The first open up a whole new world to you where previously none had existed. Many people felt this way when they read Dawkins’s The Selfish Gene for the first time. For obvious reasons, books like this are increasingly hard to find as you continue your reading career.

It would be fun to make a list of such books. The interesting thing is that in many cases books in this category can provide you with an important new way of seeing things even if you wind up rejecting a lot of what’s in them. Noam Chomsky’s Manufacturing Consent fell into this category for me. I’m going to think about making a longer list.

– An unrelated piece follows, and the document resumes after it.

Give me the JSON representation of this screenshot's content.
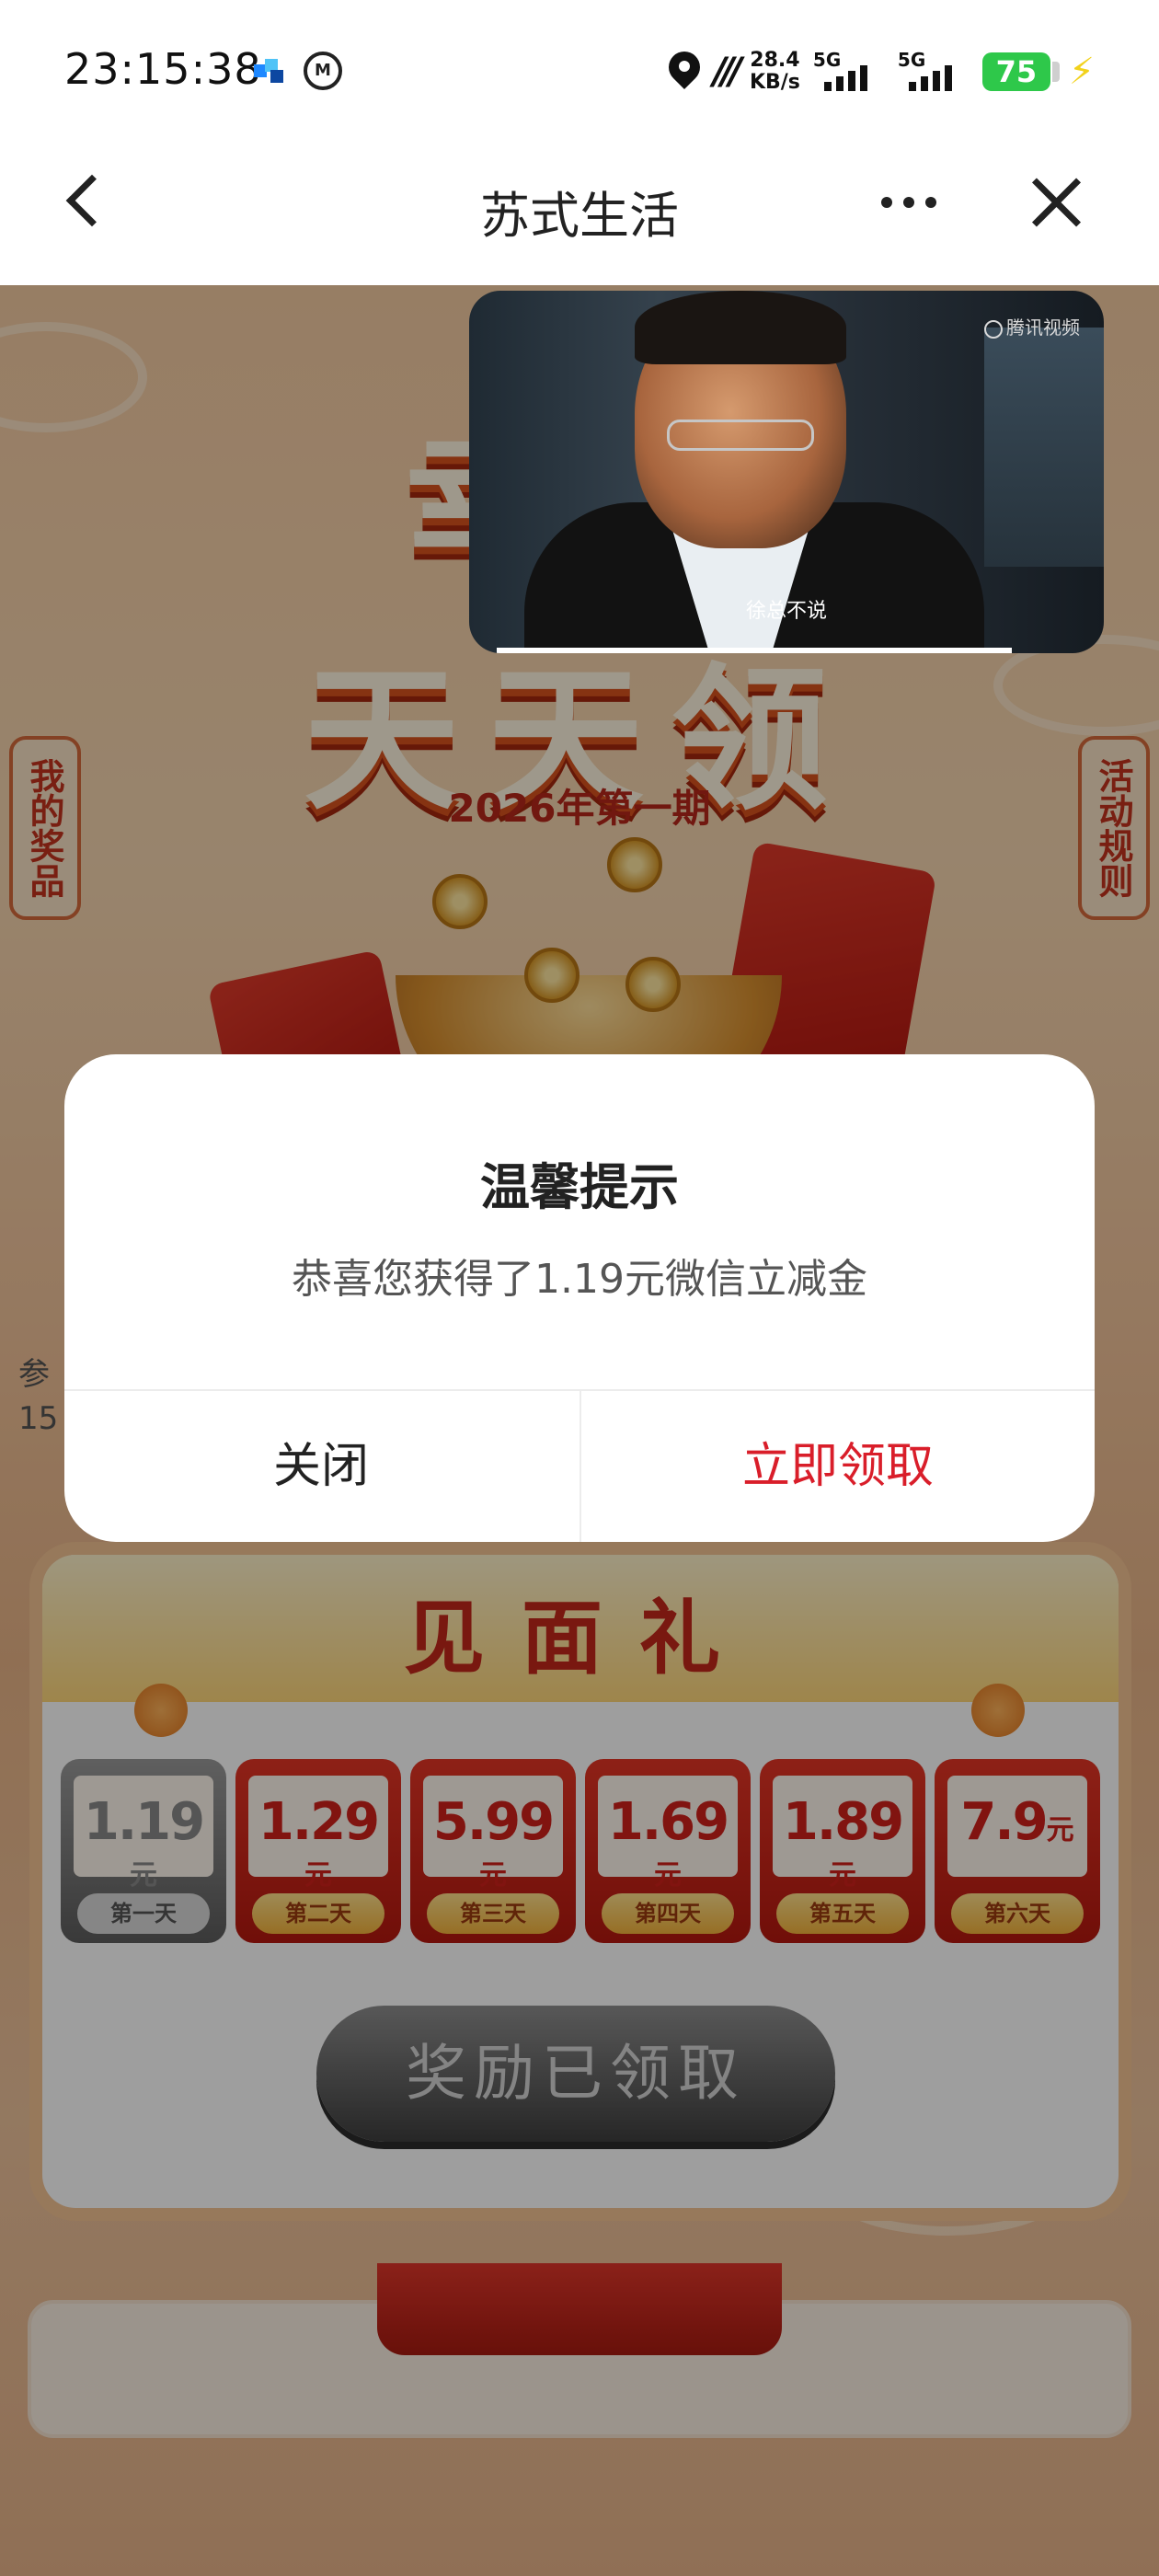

Programmer book club selection

I’m looking for a first selection for a book club for programmers. The two books I’m considering to start are Code Compete, the classic Steven McConnell book on software development, and The Pragmatic Programmer, by Andy Hunt and Dave Thomas.

Anyone have an opinion on which to choose? I’m looking for something that both experienced and relatively new programmers will enjoy and benefit from, and that isn’t language specific. Are there other books I should consider as well?

Right up my alley

Tyler Cowen gives a very strong recommendation to Bottomfeeder by Taras Grescoe. The topic is ethically eating seafood in a world where the seafood supply is dwindling rapidly. I’m going to buy it tonight.

Links for April 16

What if we give it away?

I’ve seen many mentions of the fact that there were over a million downloads of Suze Orman’s new book Women & Money while it was available free of charge at oprah.com. What I haven’t seen is how that affected sales of the book. Wired editor Chris Anderson has posted a graph showing that since it was available from Oprah’s Web site, it has topped the charts at Amazon.com. Some of that is attributable to the fact that Orman had just gotten the exposure of being featured on Oprah, but the free download certainly didn’t hurt her sales.